Günümüz ulaşım araçları, binalarla bir olup bizleri öyle sıkıştırmaya başladı ki kaldırımlarda yürüyemez olduk hatta kaldırımlar durağan otomobillerin olduğu otoyollara döndü. Öyle ki yürüdüğümüz kaldırımda arabaların arasından geçmeye çalışırken bulduk kendimizi. Sonra sormadığımız sürece sorun olarak kalacak bir soru geldi aklımıza. Kaldırım mı? Park yeri mi?
Kaldırım mı? Park yeri mi? Bunu bir ayırt etmek gerekir. Aslında soru basit ancak eyleme bakıldığında karmakarışık. Bu karmaşıklığın nedeni ise gayet açık ebetteki kaldırımlara park edilmiş arabalar.
Pekâlâ, kaldırımda yürüyen insan ne ister? Kaldırımda yürüyen insan yürüyebilmenin yanında yürürken kaldırıma park edilmiş bir “engel” ile karşılaşmamak ister. İşte tam da bu yüzden lütfen kaldırımlara park edilen otomobilleri ait oldukları yere çekelim.
Kaldırıma park edilmiş araçlar bir engeldir ve ne yazık ki bu engeller, engelli bireylerimizin de yürümesini zorlaştırmaktadır.

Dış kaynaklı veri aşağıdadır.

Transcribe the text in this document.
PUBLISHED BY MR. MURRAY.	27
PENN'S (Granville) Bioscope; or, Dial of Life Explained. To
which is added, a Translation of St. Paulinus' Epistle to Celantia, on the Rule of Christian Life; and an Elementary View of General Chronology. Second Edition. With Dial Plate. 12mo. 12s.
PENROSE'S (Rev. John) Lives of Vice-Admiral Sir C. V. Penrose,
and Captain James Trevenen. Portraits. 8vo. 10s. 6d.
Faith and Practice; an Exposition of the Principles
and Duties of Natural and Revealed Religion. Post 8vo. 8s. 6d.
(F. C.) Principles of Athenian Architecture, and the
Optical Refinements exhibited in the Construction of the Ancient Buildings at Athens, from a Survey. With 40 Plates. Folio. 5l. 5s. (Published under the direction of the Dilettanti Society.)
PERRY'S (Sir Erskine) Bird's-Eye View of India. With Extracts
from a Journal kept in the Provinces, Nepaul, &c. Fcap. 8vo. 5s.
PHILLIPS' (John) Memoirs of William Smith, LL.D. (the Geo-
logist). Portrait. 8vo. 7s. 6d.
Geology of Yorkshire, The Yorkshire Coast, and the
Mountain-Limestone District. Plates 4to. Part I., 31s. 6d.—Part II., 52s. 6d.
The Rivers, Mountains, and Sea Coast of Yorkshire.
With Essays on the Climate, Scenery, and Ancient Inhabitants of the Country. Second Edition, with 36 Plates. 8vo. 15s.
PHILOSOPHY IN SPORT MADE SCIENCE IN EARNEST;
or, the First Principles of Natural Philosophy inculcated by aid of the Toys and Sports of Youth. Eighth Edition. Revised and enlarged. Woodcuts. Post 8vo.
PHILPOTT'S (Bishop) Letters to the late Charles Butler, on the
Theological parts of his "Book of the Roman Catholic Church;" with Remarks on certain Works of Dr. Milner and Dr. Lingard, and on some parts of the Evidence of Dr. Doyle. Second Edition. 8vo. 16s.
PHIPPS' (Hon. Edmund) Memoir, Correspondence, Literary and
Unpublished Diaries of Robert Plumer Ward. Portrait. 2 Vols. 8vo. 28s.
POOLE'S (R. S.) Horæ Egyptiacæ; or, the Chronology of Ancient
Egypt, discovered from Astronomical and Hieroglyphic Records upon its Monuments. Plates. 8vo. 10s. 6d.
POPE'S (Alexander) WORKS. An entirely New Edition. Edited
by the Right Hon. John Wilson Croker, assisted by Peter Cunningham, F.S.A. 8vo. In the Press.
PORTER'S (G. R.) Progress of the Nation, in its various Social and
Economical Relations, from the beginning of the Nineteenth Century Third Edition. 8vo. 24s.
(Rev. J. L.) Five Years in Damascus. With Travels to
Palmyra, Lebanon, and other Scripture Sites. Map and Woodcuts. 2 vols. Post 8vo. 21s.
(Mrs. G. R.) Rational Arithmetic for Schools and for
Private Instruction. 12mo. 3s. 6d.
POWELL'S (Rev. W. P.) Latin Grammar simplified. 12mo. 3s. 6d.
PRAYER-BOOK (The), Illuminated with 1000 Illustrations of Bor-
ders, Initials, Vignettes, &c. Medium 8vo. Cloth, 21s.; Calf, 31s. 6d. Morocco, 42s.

Nasıl mı? Kaldırıma park edilmiş bu araçlar, görme engelli bireylerin takip etmekte olduğu sarı şeritli yolun bir kısmını kapatmakta ve yürümeyi zorlaştırmaktadır. Ve bu sorunun bir benzeriyle yürüme engelli bireylerimiz de karşılaşmaktadır. Kaldırıma park edilen araçlar yürüme engelli bireylerimizin tekerlekli sandalye kullanımını zorlaştırmaktadır. Ve ne yazık ki bu sorunlar beynimizin bir köşesinde park edilmiş araçlar gibi durmaktadır. Lütfen , “ engelli bireylere, kaldırımlara park ettiğimiz araçlarla birde biz engel olmayalım.”
Peki, bu soruna nasıl bir çözüm bulunmalı? Binaları inşa ederken otopark kısmınında planlanması ile bu sorun kısmen de olsa hallolabilir. Aslında pek çok çözüm bulunabilir biz yeter ki bu sorunu çözmek isteyelim. Kaldırımlarda park edilmiş araçların arasından geçmek zorunda kalmadan, engelsiz bir şekilde yürümek istiyoruz. Bu yüzden kıymetli araç kullanıcıları, lütfen, yürüme alanlarımızı otomobillerle işgal etmeyelim, kaldırımları park alanlarına dönüştürmeyelim.